La historia ofrece pruebas contundentes: en 1978, el Papa Juan Pablo II jugó un papel decisivo como mediador entre Argentina y Chile durante la disputa por el Canal de Beagle. La tensión bordeaba el conflicto armado, pero la intervención del Vaticano permitió un acuerdo que evitó una guerra entre dos países hermanos. Más recientemente, en 2014, el Papa Francisco —argentino y jesuita— fue pieza clave en la reanudación de relaciones diplomáticas entre Cuba y Estados Unidos, tras más de medio siglo de hostilidades. Ambos casos muestran que la diplomacia vaticana, aunque discreta, es profundamente efectiva.

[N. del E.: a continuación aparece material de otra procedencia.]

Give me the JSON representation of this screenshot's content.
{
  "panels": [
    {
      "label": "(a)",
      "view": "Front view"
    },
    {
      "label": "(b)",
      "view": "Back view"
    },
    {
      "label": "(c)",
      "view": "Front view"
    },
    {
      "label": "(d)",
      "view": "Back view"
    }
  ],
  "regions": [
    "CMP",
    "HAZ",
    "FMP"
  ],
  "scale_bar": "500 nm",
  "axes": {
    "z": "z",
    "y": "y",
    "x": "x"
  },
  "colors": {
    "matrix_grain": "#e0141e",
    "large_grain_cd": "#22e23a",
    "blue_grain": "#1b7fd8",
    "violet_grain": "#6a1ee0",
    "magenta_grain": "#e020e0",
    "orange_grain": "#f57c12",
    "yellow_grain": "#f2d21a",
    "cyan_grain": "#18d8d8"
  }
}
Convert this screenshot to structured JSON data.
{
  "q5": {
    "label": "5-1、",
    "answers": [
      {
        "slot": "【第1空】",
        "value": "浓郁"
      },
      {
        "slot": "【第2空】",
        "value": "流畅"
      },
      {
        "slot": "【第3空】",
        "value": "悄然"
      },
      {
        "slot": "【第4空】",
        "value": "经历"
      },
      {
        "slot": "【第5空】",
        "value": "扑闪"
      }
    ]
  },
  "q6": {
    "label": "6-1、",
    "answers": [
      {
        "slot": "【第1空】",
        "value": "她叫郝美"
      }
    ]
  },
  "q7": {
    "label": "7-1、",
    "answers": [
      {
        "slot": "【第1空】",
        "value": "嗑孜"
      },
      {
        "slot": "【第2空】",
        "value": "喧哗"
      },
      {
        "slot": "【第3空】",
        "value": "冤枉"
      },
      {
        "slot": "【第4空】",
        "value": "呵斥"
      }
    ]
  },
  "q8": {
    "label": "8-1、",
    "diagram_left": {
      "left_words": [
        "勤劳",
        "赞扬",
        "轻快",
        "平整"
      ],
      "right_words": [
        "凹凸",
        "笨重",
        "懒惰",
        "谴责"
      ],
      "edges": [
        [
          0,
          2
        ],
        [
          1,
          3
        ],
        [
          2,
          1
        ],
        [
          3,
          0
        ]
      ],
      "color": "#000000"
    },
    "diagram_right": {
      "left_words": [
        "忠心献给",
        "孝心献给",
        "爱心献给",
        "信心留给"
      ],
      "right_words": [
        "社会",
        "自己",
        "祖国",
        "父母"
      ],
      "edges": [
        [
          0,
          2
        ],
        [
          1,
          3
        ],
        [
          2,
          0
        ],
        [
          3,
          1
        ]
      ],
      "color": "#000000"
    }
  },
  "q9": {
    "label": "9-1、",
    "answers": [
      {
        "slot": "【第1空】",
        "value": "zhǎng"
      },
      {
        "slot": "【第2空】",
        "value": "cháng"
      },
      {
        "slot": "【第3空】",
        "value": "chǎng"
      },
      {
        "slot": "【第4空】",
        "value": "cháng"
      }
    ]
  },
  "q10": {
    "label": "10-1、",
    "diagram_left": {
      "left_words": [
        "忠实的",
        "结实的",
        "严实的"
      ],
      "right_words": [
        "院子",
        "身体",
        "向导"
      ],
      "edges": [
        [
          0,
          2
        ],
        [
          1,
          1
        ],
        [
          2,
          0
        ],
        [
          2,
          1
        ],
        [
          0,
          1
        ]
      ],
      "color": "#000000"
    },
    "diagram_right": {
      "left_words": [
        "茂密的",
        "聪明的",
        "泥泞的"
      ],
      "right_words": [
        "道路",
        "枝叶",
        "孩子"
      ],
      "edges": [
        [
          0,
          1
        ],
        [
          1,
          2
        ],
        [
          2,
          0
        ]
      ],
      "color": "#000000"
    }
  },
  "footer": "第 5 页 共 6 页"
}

Hoy, el mundo arde. La guerra en Ucrania se ha vuelto un pantano geopolítico sin horizonte claro. En Gaza, la violencia amenaza con una regionalización del conflicto. Las tensiones entre India y Pakistán se mantienen al borde del abismo, mientras resurgen viejas prácticas proteccionistas como la guerra comercial impulsada por Donald Trump. En este tablero global, la figura del nuevo Papa —León XIV— adquiere relevancia inmediata.
Al elegir ese nombre, León XIV se inscribe simbólicamente en la estela de León XIII, el Papa que a fines del siglo XIX enfrentó los efectos sociales de la Revolución Industrial. Hoy, su sucesor se prepara para abordar una nueva revolución: la tecnológica. Inteligencia artificial, vigilancia masiva, biotecnología y concentración digital son desafíos de magnitud comparable. Su elección de nombre no es casual: es un llamado de atención sobre el rumbo acelerado y desigual que toma el desarrollo científico sin guía ética.
León XIV comparte así la preocupación de potencias como Estados Unidos y China por el impacto de la tecnología en la humanidad, pero lo hace desde una óptica distinta: humanista, crítica del modelo neoliberal, y con capacidad de convocatoria global. El Papa no tiene ejército ni votos en la ONU, pero su palabra resuena donde otros callan.
Para México, la elección de un Papa estadounidense pero no alineado con la nueva administración Trump, y además profundamente conocedor de América Latina, representa una oportunidad singular. No es solo el líder religioso de millones de mexicanos: es un interlocutor estratégico. Su visión crítica del nacionalismo excluyente y del modelo económico centrado en la desigualdad puede abrir espacios para una mediación renovada entre Estados Unidos y América Latina, en un momento donde se avecinan tensiones tanto por migración como por comercio.
Por ello, la asistencia de la presidenta Claudia Sheinbaum a su nombramiento, en calidad de jefa de Estado y no como creyente, habría sido una decisión geopolíticamente inteligente. El Vaticano no es solo un símbolo: es un actor. Y en un sistema internacional donde sobran los “caudillos” pero escasean los mediadores, México haría bien en reforzar lazos con quien puede ser un puente, no un muro. Porque el Papa no solo bendice: también negocia, y su voz puede ser clave en contextos complejos como el que atraviesa México, tanto en su relación con Estados Unidos y como con el resto del mundo.